En Valladolid en 1614 se construyó un castillo de fuegos artificiales con un horrible diablo hecho completamente de piezas de artificios. Este personaje ilustraba el triunfo de santa Teresa de Jesús que, ayudada por la gracia divina, resiste la tentación del infierno.
La representación alegórica del santo heroico, junto con herejías y vicios se ejemplariza espléndidamente en la celebración de la beatificación de san Ignacio de Loyola, que tuvo lugar en Sevilla en l610. Se trata de una versión particular del castillo de fuego construido sobre una imitación de montaña. Arriba de cada una de las cuatro torres, así como sobre otros pedestales, se encontraban personificados los diferentes vicios de la herejía, del mundo y del diablo. Una mujer con gesto arrogante personificaba el orgullo, otra de gran belleza la carne y una vieja prostituta la Conscupiscenti oculorum.

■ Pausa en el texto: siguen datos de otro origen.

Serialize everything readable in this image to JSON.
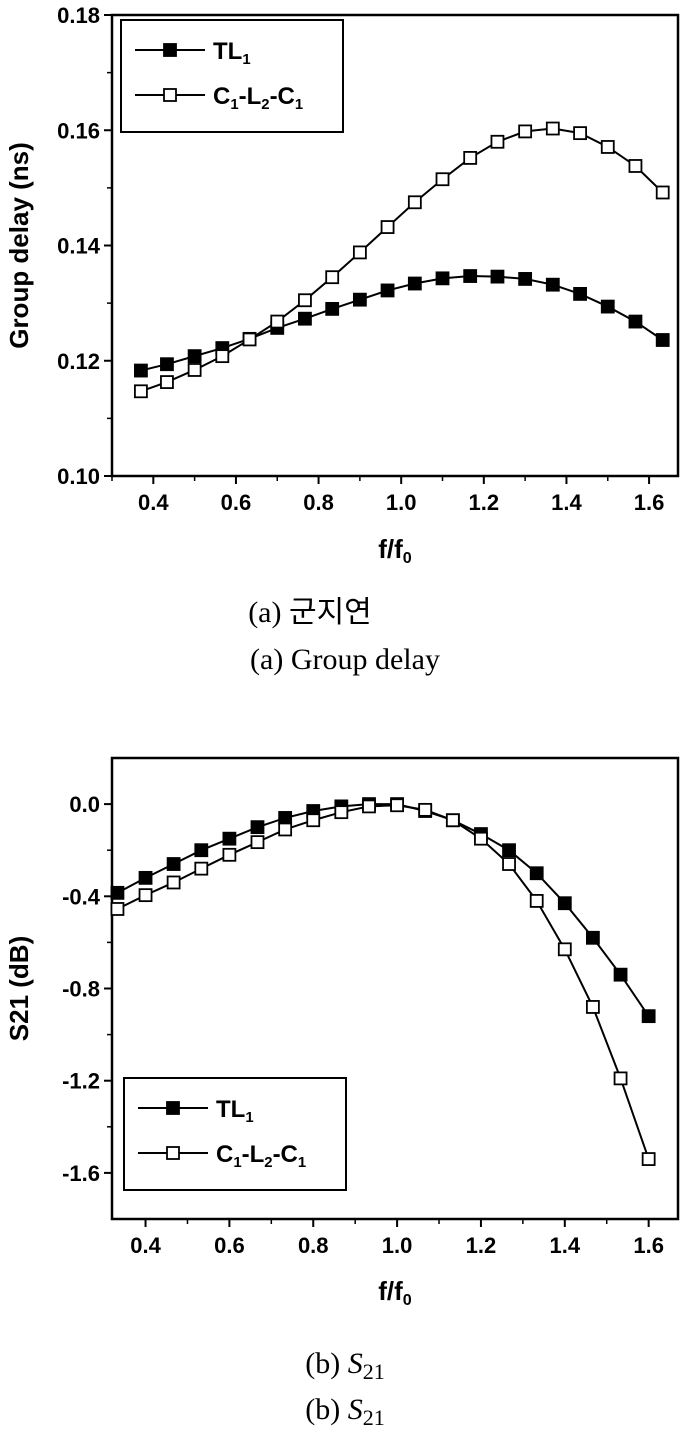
{
  "chart_data": [
    {
      "type": "line",
      "xlabel_main": "f/f",
      "xlabel_sub": "0",
      "ylabel": "Group delay (ns)",
      "xlim": [
        0.3,
        1.67
      ],
      "ylim": [
        0.1,
        0.18
      ],
      "xticks": [
        "0.4",
        "0.6",
        "0.8",
        "1.0",
        "1.2",
        "1.4",
        "1.6"
      ],
      "yticks": [
        "0.10",
        "0.12",
        "0.14",
        "0.16",
        "0.18"
      ],
      "legend_position": "top-left",
      "caption_line1": "(a)  군지연",
      "caption_line2": "(a)  Group  delay",
      "series": [
        {
          "legend_main": "TL",
          "legend_sub": "1",
          "marker": "filled-square",
          "x": [
            0.37,
            0.433,
            0.5,
            0.567,
            0.633,
            0.7,
            0.767,
            0.833,
            0.9,
            0.967,
            1.033,
            1.1,
            1.167,
            1.233,
            1.3,
            1.367,
            1.433,
            1.5,
            1.567,
            1.633
          ],
          "values": [
            0.1183,
            0.1194,
            0.1208,
            0.1222,
            0.1238,
            0.1257,
            0.1273,
            0.129,
            0.1306,
            0.1322,
            0.1334,
            0.1343,
            0.1347,
            0.1346,
            0.1342,
            0.1332,
            0.1316,
            0.1294,
            0.1268,
            0.1236
          ]
        },
        {
          "legend_main": [
            "C",
            "-L",
            "-C"
          ],
          "legend_sub": [
            "1",
            "2",
            "1"
          ],
          "marker": "open-square",
          "x": [
            0.37,
            0.433,
            0.5,
            0.567,
            0.633,
            0.7,
            0.767,
            0.833,
            0.9,
            0.967,
            1.033,
            1.1,
            1.167,
            1.233,
            1.3,
            1.367,
            1.433,
            1.5,
            1.567,
            1.633
          ],
          "values": [
            0.1147,
            0.1163,
            0.1184,
            0.1208,
            0.1237,
            0.1268,
            0.1305,
            0.1345,
            0.1388,
            0.1432,
            0.1475,
            0.1515,
            0.1552,
            0.158,
            0.1598,
            0.1603,
            0.1595,
            0.1571,
            0.1538,
            0.1492
          ]
        }
      ]
    },
    {
      "type": "line",
      "xlabel_main": "f/f",
      "xlabel_sub": "0",
      "ylabel": "S21 (dB)",
      "xlim": [
        0.32,
        1.67
      ],
      "ylim": [
        -1.8,
        0.2
      ],
      "xticks": [
        "0.4",
        "0.6",
        "0.8",
        "1.0",
        "1.2",
        "1.4",
        "1.6"
      ],
      "yticks": [
        "0.0",
        "-0.4",
        "-0.8",
        "-1.2",
        "-1.6"
      ],
      "legend_position": "bottom-left",
      "caption_line1_label": "(b)  ",
      "caption_line1_sym": "S",
      "caption_line1_sub": "21",
      "caption_line2_label": "(b)  ",
      "caption_line2_sym": "S",
      "caption_line2_sub": "21",
      "series": [
        {
          "legend_main": "TL",
          "legend_sub": "1",
          "marker": "filled-square",
          "x": [
            0.333,
            0.4,
            0.467,
            0.533,
            0.6,
            0.667,
            0.733,
            0.8,
            0.867,
            0.933,
            1.0,
            1.067,
            1.133,
            1.2,
            1.267,
            1.333,
            1.4,
            1.467,
            1.533,
            1.6
          ],
          "values": [
            -0.385,
            -0.32,
            -0.26,
            -0.2,
            -0.15,
            -0.1,
            -0.06,
            -0.03,
            -0.01,
            0.0,
            0.0,
            -0.03,
            -0.07,
            -0.13,
            -0.2,
            -0.3,
            -0.43,
            -0.58,
            -0.74,
            -0.92
          ]
        },
        {
          "legend_main": [
            "C",
            "-L",
            "-C"
          ],
          "legend_sub": [
            "1",
            "2",
            "1"
          ],
          "marker": "open-square",
          "x": [
            0.333,
            0.4,
            0.467,
            0.533,
            0.6,
            0.667,
            0.733,
            0.8,
            0.867,
            0.933,
            1.0,
            1.067,
            1.133,
            1.2,
            1.267,
            1.333,
            1.4,
            1.467,
            1.533,
            1.6
          ],
          "values": [
            -0.455,
            -0.395,
            -0.34,
            -0.28,
            -0.22,
            -0.165,
            -0.11,
            -0.07,
            -0.035,
            -0.01,
            -0.005,
            -0.025,
            -0.07,
            -0.15,
            -0.26,
            -0.42,
            -0.63,
            -0.88,
            -1.19,
            -1.54
          ]
        }
      ]
    }
  ]
}
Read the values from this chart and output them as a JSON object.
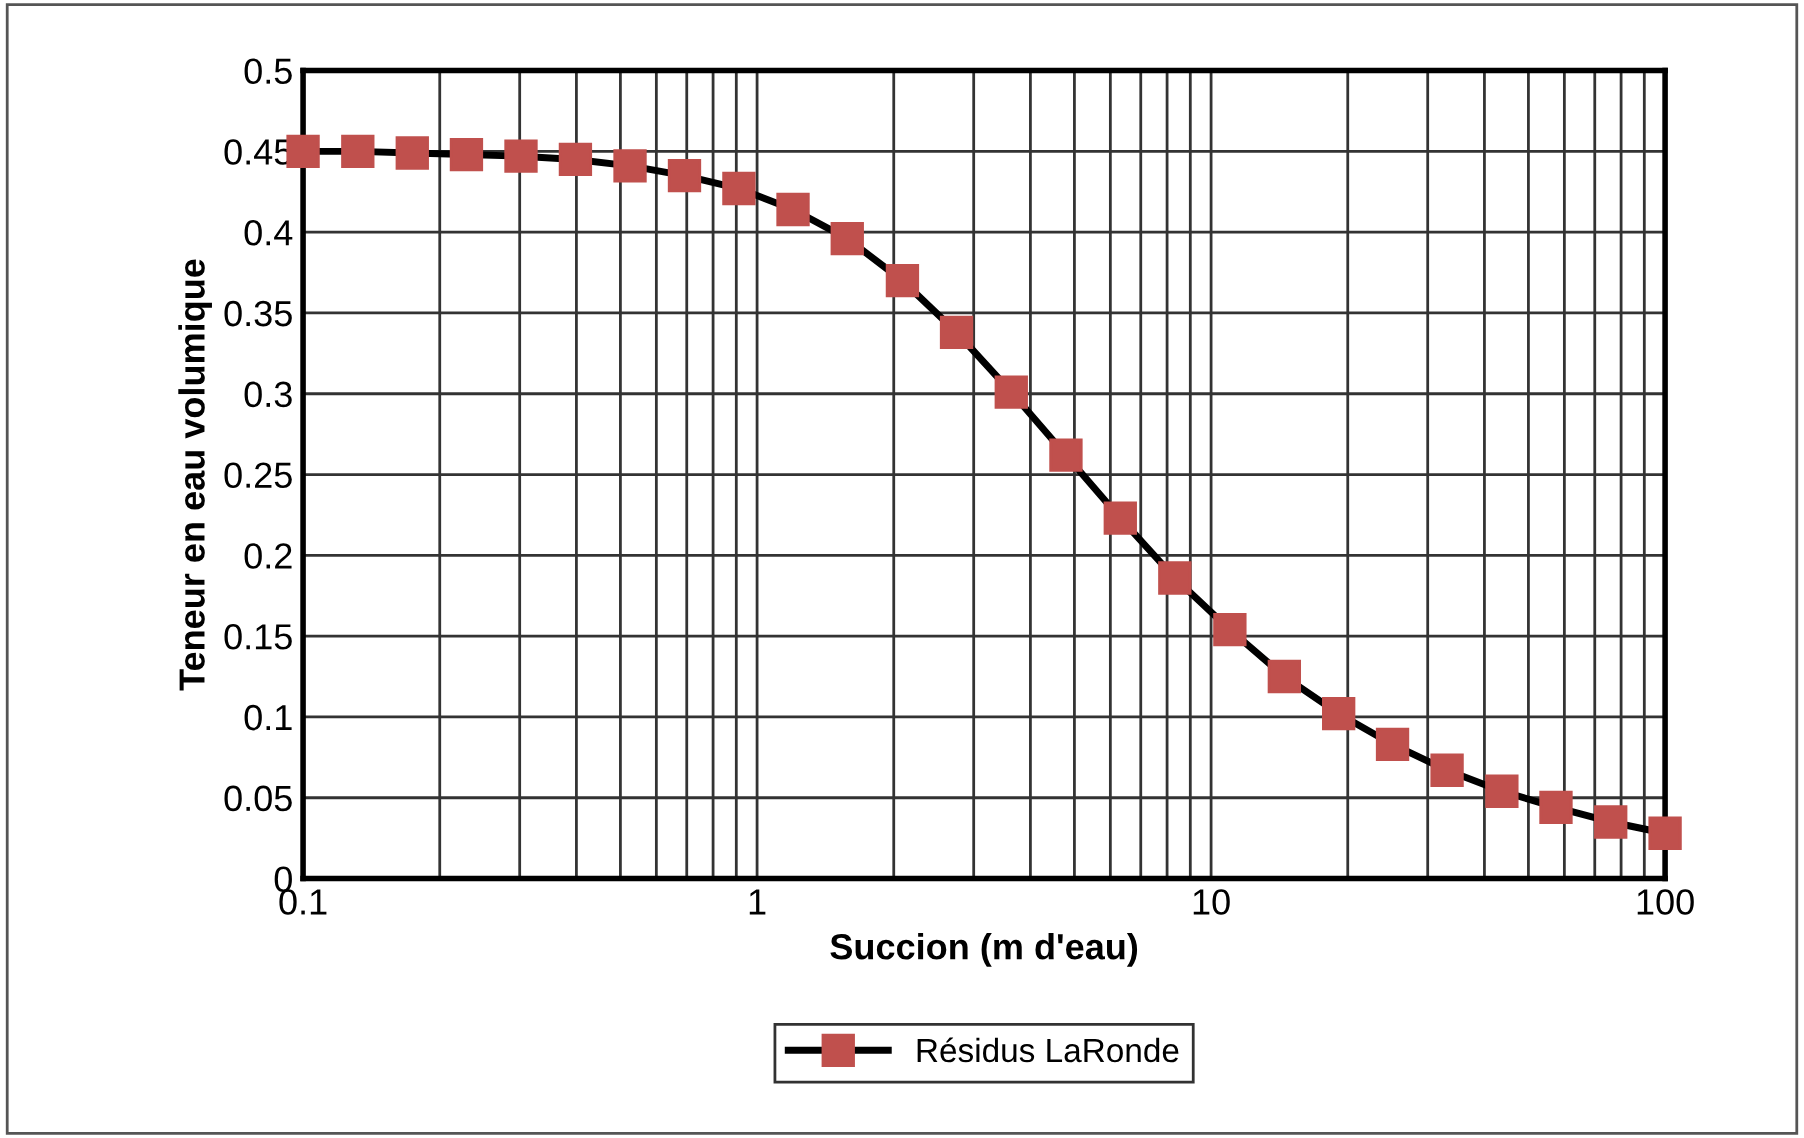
{
  "chart_data": {
    "type": "line",
    "xlabel": "Succion (m d'eau)",
    "ylabel": "Teneur en eau volumique",
    "log": "x",
    "x": [
      0.1,
      0.132,
      0.174,
      0.229,
      0.302,
      0.398,
      0.525,
      0.692,
      0.912,
      1.2,
      1.58,
      2.09,
      2.75,
      3.63,
      4.79,
      6.31,
      8.32,
      11.0,
      14.5,
      19.1,
      25.1,
      33.1,
      43.7,
      57.5,
      75.9,
      100
    ],
    "series": [
      {
        "name": "Résidus LaRonde",
        "color": "#c0504d",
        "values": [
          0.45,
          0.45,
          0.449,
          0.448,
          0.447,
          0.445,
          0.441,
          0.435,
          0.427,
          0.414,
          0.396,
          0.37,
          0.338,
          0.301,
          0.262,
          0.223,
          0.186,
          0.154,
          0.125,
          0.102,
          0.083,
          0.067,
          0.054,
          0.044,
          0.035,
          0.028
        ]
      }
    ],
    "xlim": [
      0.1,
      100
    ],
    "xticks": [
      0.1,
      1,
      10,
      100
    ],
    "ylim": [
      0,
      0.5
    ],
    "yticks": [
      0,
      0.05,
      0.1,
      0.15,
      0.2,
      0.25,
      0.3,
      0.35,
      0.4,
      0.45,
      0.5
    ],
    "grid": true,
    "legend": "bottom",
    "marker": "square",
    "line_style": "solid"
  }
}
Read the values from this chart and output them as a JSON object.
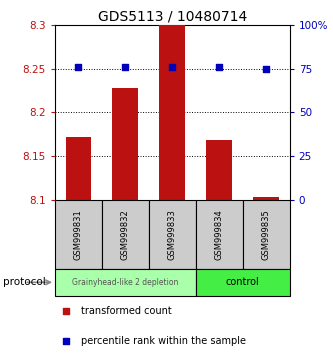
{
  "title": "GDS5113 / 10480714",
  "samples": [
    "GSM999831",
    "GSM999832",
    "GSM999833",
    "GSM999834",
    "GSM999835"
  ],
  "transformed_count": [
    8.172,
    8.228,
    8.302,
    8.168,
    8.104
  ],
  "percentile_rank": [
    76,
    76,
    76,
    76,
    75
  ],
  "ylim_left": [
    8.1,
    8.3
  ],
  "ylim_right": [
    0,
    100
  ],
  "yticks_left": [
    8.1,
    8.15,
    8.2,
    8.25,
    8.3
  ],
  "ytick_labels_left": [
    "8.1",
    "8.15",
    "8.2",
    "8.25",
    "8.3"
  ],
  "ytick_labels_right": [
    "0",
    "25",
    "50",
    "75",
    "100%"
  ],
  "bar_color": "#bb1111",
  "dot_color": "#0000bb",
  "bar_width": 0.55,
  "group1_label": "Grainyhead-like 2 depletion",
  "group1_color": "#aaffaa",
  "group2_label": "control",
  "group2_color": "#44ee44",
  "protocol_label": "protocol",
  "legend_item1_color": "#bb1111",
  "legend_item1_label": "transformed count",
  "legend_item2_color": "#0000bb",
  "legend_item2_label": "percentile rank within the sample",
  "title_fontsize": 10,
  "tick_fontsize": 7.5,
  "sample_fontsize": 6,
  "legend_fontsize": 7
}
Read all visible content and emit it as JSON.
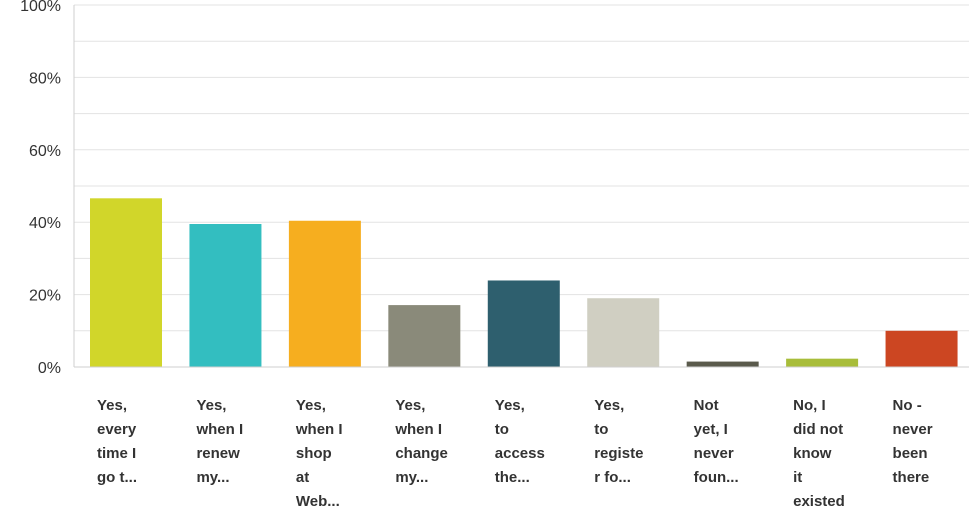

El conjunto formaba un solo cuadro casi estático: pero un personaje, representando un soldado bajo los rasgos de san Ignacio, descendía del techo de un edificio cercano por medio de una cuerda incendiando el cuadro El ataque del castillo toma aquí una significación moral.
Las representaciones de la Virgen aumentan a principios del siglo XVII con motivo de la promulgación de la doctrina de la Inmaculada Concepción, dándose fiestas en su honor en las ciudades más importantes de España. El 13 de septiembre de 1635 en Granada tuvo lugar una demostración del triunfo de la Virgen sobre la herejía.